A história dos derivados de moedas remonta a meados do século XIX, quando o Padrão-Ouro foi estabelecido em Paris. Este desenvolvimento significativo marcou um momento decisivo na história económica global. Sob o Padrão-Ouro, o ouro tornou-se a unidade padrão para liquidações internacionais, sendo o seu valor determinado pela sua quantidade. Este sistema tinha como objetivo estabilizar os valores das moedas e facilitar as trocas transnacionais ao fixar as taxas de câmbio em relação ao ouro.
A adoção do Padrão-Ouro levou a uma diminuição significativa dos níveis de inflação e proporcionou maior controlo sobre a emissão de ativos monetários, que passaram a exigir reservas correspondentes em ouro. O ouro, com o seu valor intrínseco, divisibilidade e estabilidade, foi escolhido como moeda comum para liquidações internacionais. Com o tempo, o ouro foi gradualmente substituído por equivalentes em papel, como certificados.
No entanto, o Padrão-Ouro enfrentou dificuldades durante a Primeira Guerra Mundial, quando os países envolvidos no conflito tiveram de injetar grandes quantias de fundos para cobrir despesas militares. Isso resultou na redução das reservas de ouro, levando ao eventual abandono do Padrão-Ouro.
O período pós-Primeira Guerra Mundial foi marcado pelo início da crise global dos anos 1930, que enfraqueceu severamente as economias das principais nações. Apesar dos esforços de recuperação, a Segunda Guerra Mundial interrompeu esse processo. Foi apenas em 1944, durante a Conferência de Bretton Woods realizada nos Estados Unidos, que foram feitos progressos significativos na estabilização das relações económicas globais.

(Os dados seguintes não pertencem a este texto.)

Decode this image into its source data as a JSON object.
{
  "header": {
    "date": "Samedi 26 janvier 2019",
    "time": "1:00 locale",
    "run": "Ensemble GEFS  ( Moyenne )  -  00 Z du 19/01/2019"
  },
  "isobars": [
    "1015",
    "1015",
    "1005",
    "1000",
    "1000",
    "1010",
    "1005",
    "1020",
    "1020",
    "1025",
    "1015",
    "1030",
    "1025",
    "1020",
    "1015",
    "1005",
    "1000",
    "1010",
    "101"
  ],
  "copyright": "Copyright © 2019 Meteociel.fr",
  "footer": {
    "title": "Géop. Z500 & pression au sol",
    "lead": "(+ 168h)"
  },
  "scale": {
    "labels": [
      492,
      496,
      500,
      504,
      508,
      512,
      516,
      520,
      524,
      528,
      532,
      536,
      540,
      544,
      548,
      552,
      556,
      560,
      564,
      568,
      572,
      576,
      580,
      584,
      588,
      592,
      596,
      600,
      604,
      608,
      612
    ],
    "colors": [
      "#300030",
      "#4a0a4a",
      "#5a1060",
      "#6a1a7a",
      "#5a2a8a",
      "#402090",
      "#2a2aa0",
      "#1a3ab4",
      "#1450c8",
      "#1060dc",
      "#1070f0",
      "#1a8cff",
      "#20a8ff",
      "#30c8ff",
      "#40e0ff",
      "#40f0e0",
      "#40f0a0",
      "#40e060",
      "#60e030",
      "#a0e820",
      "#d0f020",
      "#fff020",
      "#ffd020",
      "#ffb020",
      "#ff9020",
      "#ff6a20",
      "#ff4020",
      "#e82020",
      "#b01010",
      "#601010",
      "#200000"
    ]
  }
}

Na Conferência de Bretton Woods, foram estabelecidos princípios fundamentais para regular as liquidações comerciais:
O dólar americano foi designado como a principal moeda para liquidações internacionais;
Os países participantes fixaram as suas moedas nacionais ao dólar americano;
O dólar americano foi fixado ao ouro, ancorando o sistema monetário global;
Além disso, a conferência levou à criação de instituições importantes como o Fundo Monetário Internacional (FMI) e o Banco Internacional para Reconstrução e Desenvolvimento (BIRD).
A Conferência de Bretton Woods marcou uma mudança nas dinâmicas económicas globais, com o dólar americano a assumir um papel dominante nas finanças internacionais. No entanto, à medida que as economias evoluíam, as limitações da fixação das moedas ao ouro tornaram-se evidentes. Essa constatação levou ao abandono das taxas de câmbio fixas em 1973, marcando um momento crucial na evolução dos derivados de moedas.

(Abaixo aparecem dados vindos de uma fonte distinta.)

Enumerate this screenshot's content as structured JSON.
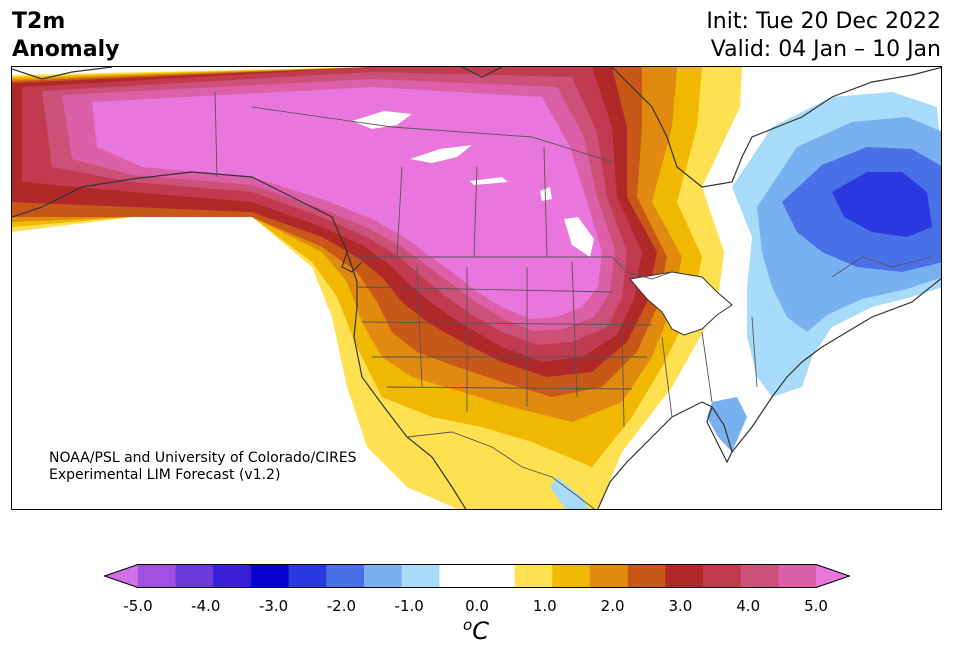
{
  "title": {
    "line1": "T2m",
    "line2": "Anomaly"
  },
  "dates": {
    "init": "Init: Tue 20 Dec 2022",
    "valid": "Valid: 04 Jan – 10 Jan"
  },
  "credit": {
    "line1": "NOAA/PSL and University of Colorado/CIRES",
    "line2": "Experimental LIM Forecast (v1.2)"
  },
  "colorbar": {
    "colors": [
      "#d070e6",
      "#a050e0",
      "#6a3ada",
      "#3a1ed6",
      "#0a00d0",
      "#2a3ae0",
      "#4a70e8",
      "#78b0f0",
      "#a8dbfa",
      "#ffffff",
      "#ffffff",
      "#fee050",
      "#f0b800",
      "#e08a10",
      "#c85818",
      "#b02828",
      "#c03a50",
      "#cc5078",
      "#db60a8",
      "#e876dc"
    ],
    "tick_labels": [
      "-5.0",
      "-4.0",
      "-3.0",
      "-2.0",
      "-1.0",
      "0.0",
      "1.0",
      "2.0",
      "3.0",
      "4.0",
      "5.0"
    ],
    "unit_base": "o",
    "unit": "C"
  }
}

A introdução de taxas de câmbio flutuantes e mecanismos de negociação eletrónica impulsionou o crescimento do mercado de derivados de moedas. O surgimento de especialistas experientes que monitorizavam as flutuações cambiais em tempo real permitiu aos participantes gerir posições e riscos de forma mais eficaz.
O mercado de derivados de moedas, que reflete com precisão o valor real dos ativos nacionais, democratizou o acesso às oportunidades de lucro para uma ampla gama de participantes. No início da década de 1990, este mercado expandiu-se para a Rússia, onde um número crescente de participantes passou a interessar-se pela negociação de moedas através de instrumentos derivados.
Ao longo dos anos, o mercado de derivados de moedas continuou a crescer, com cada vez mais pessoas a reconhecerem o seu potencial para gerar lucros e riqueza. Atualmente, a negociação de derivados de moedas continua a ser um pilar das finanças globais, facilitando o comércio e o investimento internacional em todo o mundo.